Herring filed the complaint with the FCC Dec. 20 against Time Warner Cable maintaining that the nation's second-largest cable operator unlawfully discriminated against Wealth TV by refusing to carry the independent programmer or negotiate in good faith for distribution while it carried the affiliated Mojo, which was similar in content and also targeted affluent males 25 to 49.

Mojo and its parent In Demand Networks are owned by Comcast In Demand Holdings, Inc. Cox Communications Holdings, Inc. and Time Warner Entertainment-Advance/Newhouse Parternship. Mojo was shuttered late last year.

Herring argues that the absence of a carriage agreement for Mojo also showed that "[t]he affiliate relationship between defendants and their affiliate apparently made the normal written contract for carriage unnecessary."

The FCC's Media Bureau under then FCC chairman Kevin Martin, tentatively concluded that the cable operators had

discriminated, but Martin did not have the votes to conclude that at the commission level. The full commission sent that and the two other complaints to an administrative law judge for fact-finding.

The Media Bureau, unhappy with the judge's timetable for the hearings, tried to reclaim the decision. Enter acting FCC chairman Michael Copps, who sent it back to the judge, this time ALJ Richard Sippel.

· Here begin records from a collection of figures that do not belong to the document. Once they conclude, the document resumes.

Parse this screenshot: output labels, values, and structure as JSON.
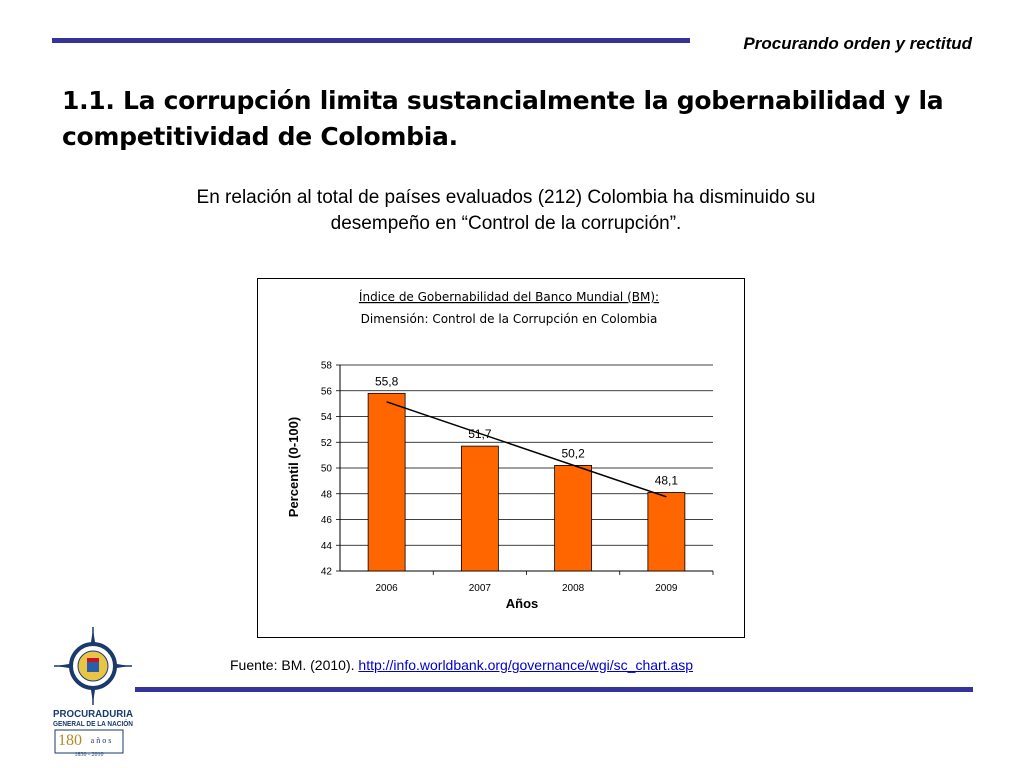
{
  "header": {
    "motto": "Procurando orden y rectitud"
  },
  "slide": {
    "title": "1.1. La corrupción limita sustancialmente la gobernabilidad y la competitividad de Colombia.",
    "intro": "En relación al total de países evaluados (212) Colombia ha disminuido su desempeño en “Control de la corrupción”."
  },
  "chart_data": {
    "type": "bar",
    "title": "Índice de Gobernabilidad del Banco Mundial (BM):",
    "subtitle": "Dimensión: Control de la Corrupción en Colombia",
    "categories": [
      "2006",
      "2007",
      "2008",
      "2009"
    ],
    "values": [
      55.8,
      51.7,
      50.2,
      48.1
    ],
    "data_labels": [
      "55,8",
      "51,7",
      "50,2",
      "48,1"
    ],
    "xlabel": "Años",
    "ylabel": "Percentil (0-100)",
    "ylim": [
      42,
      58
    ],
    "yticks": [
      42,
      44,
      46,
      48,
      50,
      52,
      54,
      56,
      58
    ],
    "grid": true,
    "trendline": true,
    "bar_color": "#ff6600",
    "bar_edge_color": "#000000"
  },
  "footer": {
    "source_prefix": "Fuente: BM. (2010). ",
    "source_link": "http://info.worldbank.org/governance/wgi/sc_chart.asp"
  },
  "logo": {
    "icon": "procuraduria-shield-icon",
    "line1": "PROCURADURIA",
    "line2": "GENERAL DE LA NACIÓN",
    "anniversary": "180",
    "anniversary_word": "años",
    "years": "1830 - 2010"
  },
  "colors": {
    "accent_rule": "#333399",
    "link": "#0000cc"
  }
}
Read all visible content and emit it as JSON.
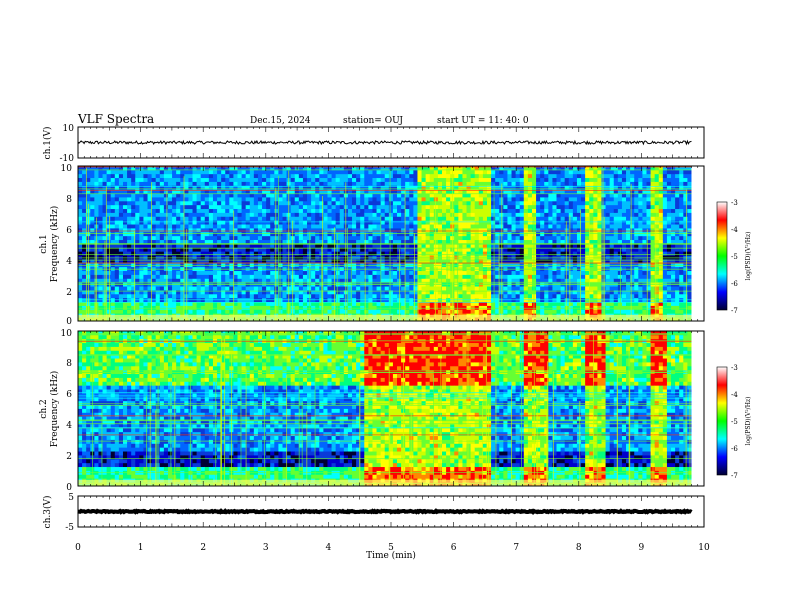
{
  "header": {
    "title": "VLF Spectra",
    "date": "Dec.15, 2024",
    "station": "station= OUJ",
    "start": "start  UT  =   11: 40: 0"
  },
  "chart_data": [
    {
      "type": "line",
      "panel": "ch1-waveform",
      "ylabel": "ch.1(V)",
      "ylim": [
        -10,
        10
      ],
      "y_ticks": [
        "10",
        "-10"
      ],
      "x_range": [
        0,
        9.8
      ],
      "baseline": 0,
      "noise_amplitude": 1
    },
    {
      "type": "heatmap",
      "panel": "ch1-spectrogram",
      "ylabel": [
        "ch.1",
        "Frequency  (kHz)"
      ],
      "ylim": [
        0,
        10
      ],
      "y_ticks": [
        "0",
        "2",
        "4",
        "6",
        "8",
        "10"
      ],
      "x_range": [
        0,
        9.8
      ],
      "colorbar": {
        "label": "log(PSD)(V²/Hz)",
        "range": [
          -7,
          -3
        ],
        "ticks": [
          "-3",
          "-4",
          "-5",
          "-6",
          "-7"
        ],
        "colors": [
          "#ffffff",
          "#ff0000",
          "#ffff00",
          "#00ff00",
          "#00ffff",
          "#0000ff",
          "#000033"
        ]
      },
      "active_intervals_min": [
        [
          5.45,
          6.6
        ],
        [
          7.1,
          7.35
        ],
        [
          8.1,
          8.35
        ],
        [
          9.15,
          9.35
        ]
      ],
      "dark_band_khz": [
        3.8,
        5.1
      ]
    },
    {
      "type": "heatmap",
      "panel": "ch2-spectrogram",
      "ylabel": [
        "ch.2",
        "Frequency  (kHz)"
      ],
      "ylim": [
        0,
        10
      ],
      "y_ticks": [
        "0",
        "2",
        "4",
        "6",
        "8",
        "10"
      ],
      "x_range": [
        0,
        9.8
      ],
      "colorbar": {
        "label": "log(PSD)(V²/Hz)",
        "range": [
          -7,
          -3
        ],
        "ticks": [
          "-3",
          "-4",
          "-5",
          "-6",
          "-7"
        ],
        "colors": [
          "#ffffff",
          "#ff0000",
          "#ffff00",
          "#00ff00",
          "#00ffff",
          "#0000ff",
          "#000033"
        ]
      },
      "active_intervals_min": [
        [
          4.6,
          6.6
        ],
        [
          7.1,
          7.5
        ],
        [
          8.1,
          8.4
        ],
        [
          9.15,
          9.4
        ]
      ],
      "dark_band_khz": [
        1.2,
        2.2
      ]
    },
    {
      "type": "line",
      "panel": "ch3-waveform",
      "ylabel": "ch.3(V)",
      "ylim": [
        -5,
        5
      ],
      "y_ticks": [
        "5",
        "-5"
      ],
      "x_range": [
        0,
        9.8
      ],
      "baseline": 0,
      "noise_amplitude": 0.2
    }
  ],
  "x_axis": {
    "label": "Time  (min)",
    "range": [
      0,
      10
    ],
    "ticks": [
      "0",
      "1",
      "2",
      "3",
      "4",
      "5",
      "6",
      "7",
      "8",
      "9",
      "10"
    ]
  }
}
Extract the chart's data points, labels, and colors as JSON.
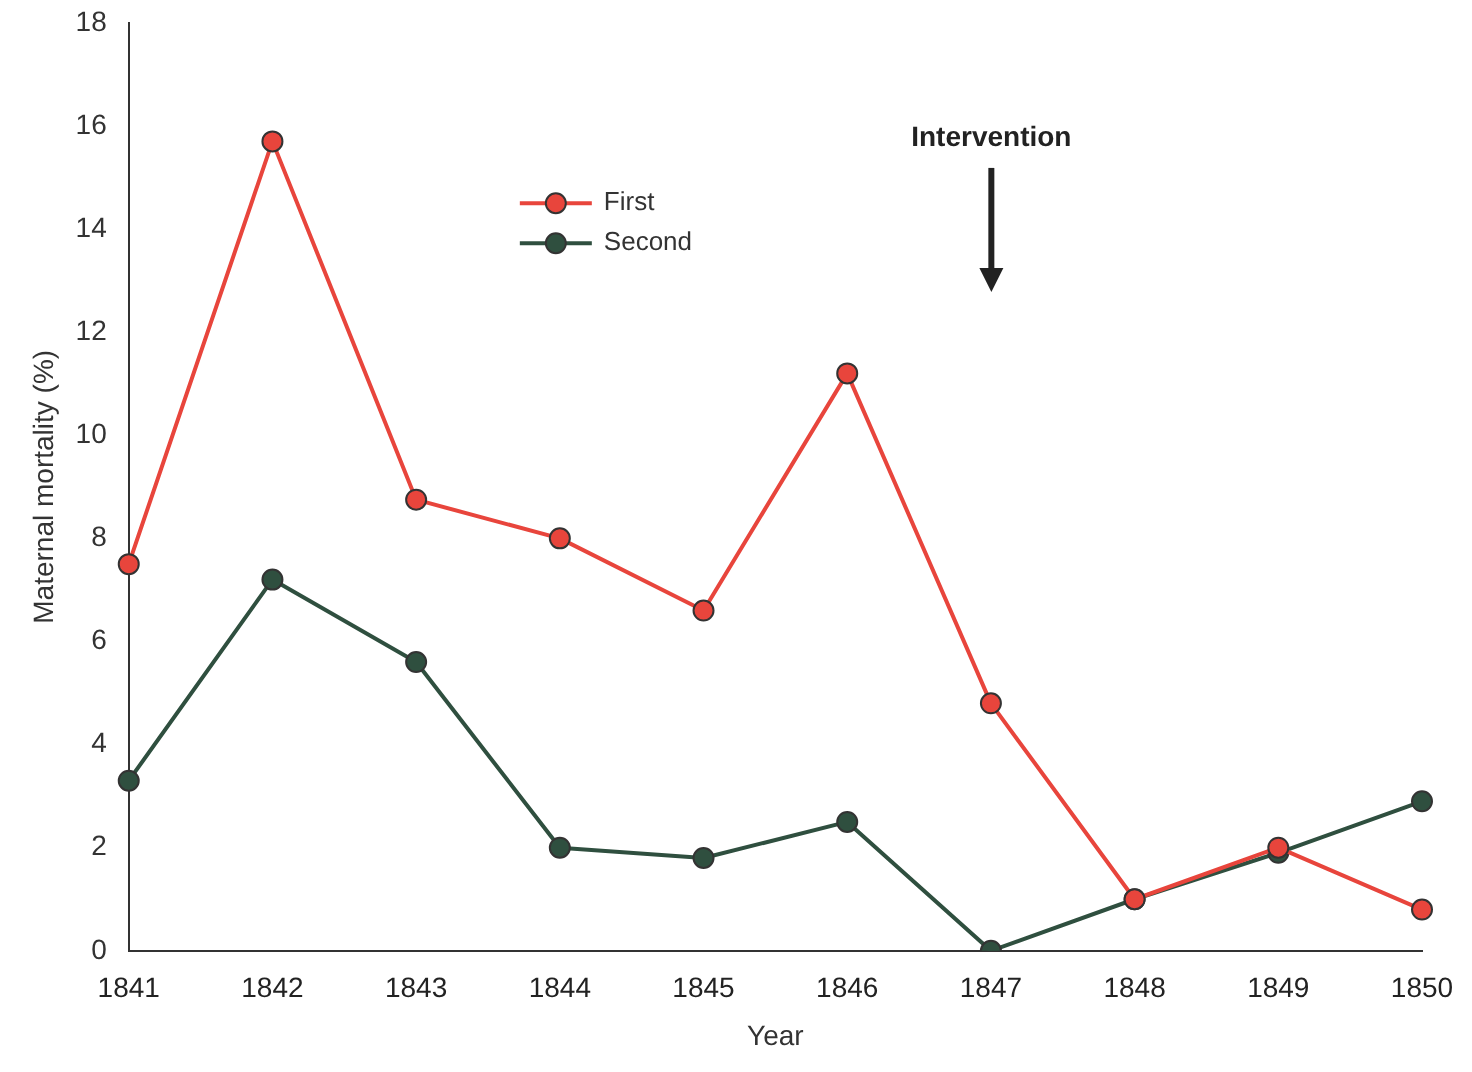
{
  "chart_data": {
    "type": "line",
    "xlabel": "Year",
    "ylabel": "Maternal mortality (%)",
    "categories": [
      "1841",
      "1842",
      "1843",
      "1844",
      "1845",
      "1846",
      "1847",
      "1848",
      "1849",
      "1850"
    ],
    "series": [
      {
        "name": "First",
        "color": "#e8453c",
        "values": [
          7.5,
          15.7,
          8.75,
          8.0,
          6.6,
          11.2,
          4.8,
          1.0,
          2.0,
          0.8
        ]
      },
      {
        "name": "Second",
        "color": "#2f4f3f",
        "values": [
          3.3,
          7.2,
          5.6,
          2.0,
          1.8,
          2.5,
          0,
          1.0,
          1.9,
          2.9
        ]
      }
    ],
    "ylim": [
      0,
      18
    ],
    "yticks": [
      0,
      2,
      4,
      6,
      8,
      10,
      12,
      14,
      16,
      18
    ],
    "annotations": [
      "Intervention"
    ],
    "grid": false,
    "legend": "top",
    "marker": "circle",
    "line_style": "solid"
  }
}
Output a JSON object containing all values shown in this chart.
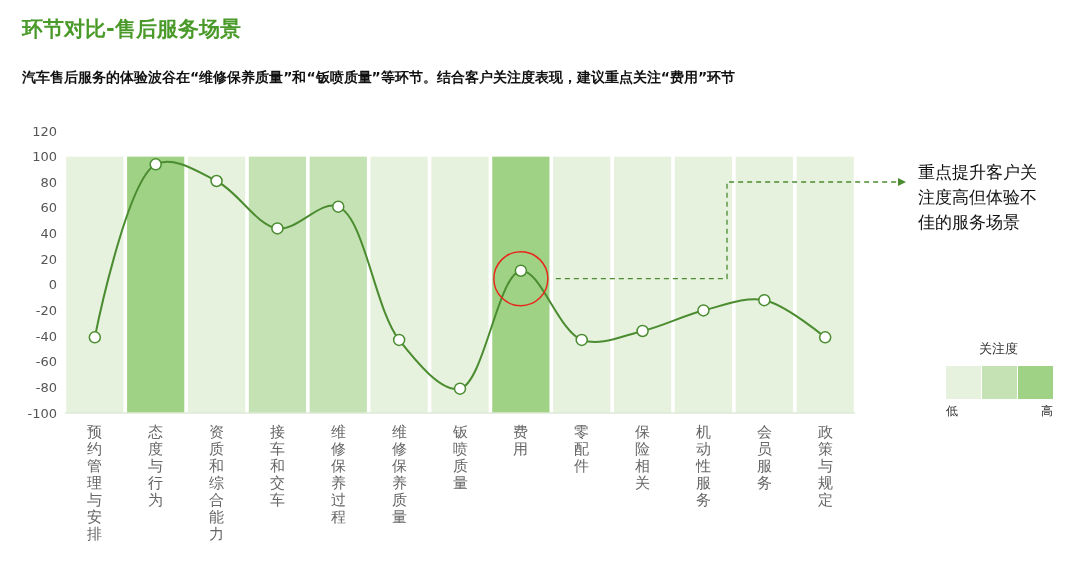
{
  "chart_data": {
    "type": "line",
    "title": "环节对比-售后服务场景",
    "subtitle": "汽车售后服务的体验波谷在“维修保养质量”和“钣喷质量”等环节。结合客户关注度表现，建议重点关注“费用”环节",
    "categories": [
      "预约管理与安排",
      "态度与行为",
      "资质和综合能力",
      "接车和交车",
      "维修保养过程",
      "维修保养质量",
      "钣喷质量",
      "费用",
      "零配件",
      "保险相关",
      "机动性服务",
      "会员服务",
      "政策与规定"
    ],
    "series": [
      {
        "type": "bar",
        "base": [
          -100,
          -100,
          -100,
          -100,
          -100,
          -100,
          -100,
          -100,
          -100,
          -100,
          -100,
          -100,
          -100
        ],
        "values": [
          200,
          200,
          200,
          200,
          200,
          200,
          200,
          200,
          200,
          200,
          200,
          200,
          200
        ],
        "colors": [
          "#e6f1de",
          "#a0d285",
          "#e6f1de",
          "#c5e2b4",
          "#c5e2b4",
          "#e6f1de",
          "#e6f1de",
          "#a0d285",
          "#e6f1de",
          "#e6f1de",
          "#e6f1de",
          "#e6f1de",
          "#e6f1de"
        ]
      },
      {
        "color": "#4a8c2f",
        "values": [
          -41,
          94,
          81,
          44,
          61,
          -43,
          -81,
          11,
          -43,
          -36,
          -20,
          -12,
          -41
        ]
      }
    ],
    "ylim": [
      -100,
      120
    ],
    "yticks": [
      -100,
      -80,
      -60,
      -40,
      -20,
      0,
      20,
      40,
      60,
      80,
      100,
      120
    ],
    "marker": "circle",
    "grid": false,
    "legend_title": "关注度",
    "annotations": [
      "重点提升客户关注度高但体验不佳的服务场景",
      "低",
      "高"
    ]
  }
}
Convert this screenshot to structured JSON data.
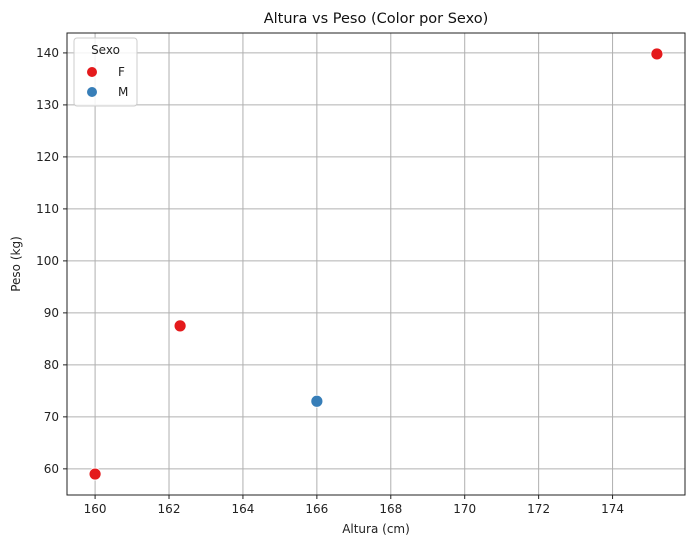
{
  "chart_data": {
    "type": "scatter",
    "title": "Altura vs Peso (Color por Sexo)",
    "xlabel": "Altura (cm)",
    "ylabel": "Peso (kg)",
    "xlim": [
      159.24,
      175.96
    ],
    "ylim": [
      54.97,
      143.83
    ],
    "xticks": [
      160,
      162,
      164,
      166,
      168,
      170,
      172,
      174
    ],
    "yticks": [
      60,
      70,
      80,
      90,
      100,
      110,
      120,
      130,
      140
    ],
    "grid": true,
    "legend": {
      "title": "Sexo",
      "placement": "top-left"
    },
    "series": [
      {
        "name": "F",
        "color": "#e41a1c",
        "points": [
          {
            "x": 160.0,
            "y": 59.0
          },
          {
            "x": 162.3,
            "y": 87.5
          },
          {
            "x": 175.2,
            "y": 139.8
          }
        ]
      },
      {
        "name": "M",
        "color": "#377eb8",
        "points": [
          {
            "x": 166.0,
            "y": 73.0
          }
        ]
      }
    ]
  }
}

The program-carriage complaint hearings are unusual, but they still will not resolve the cases. The judge's ruling is

an advisory to the commissioners, who must still vote on the complaints. Then, whoever loses could well take the decision to federal court.

In any event, there will almost certainly be no decision on Herring against the cable operators for a month or so after the hearing.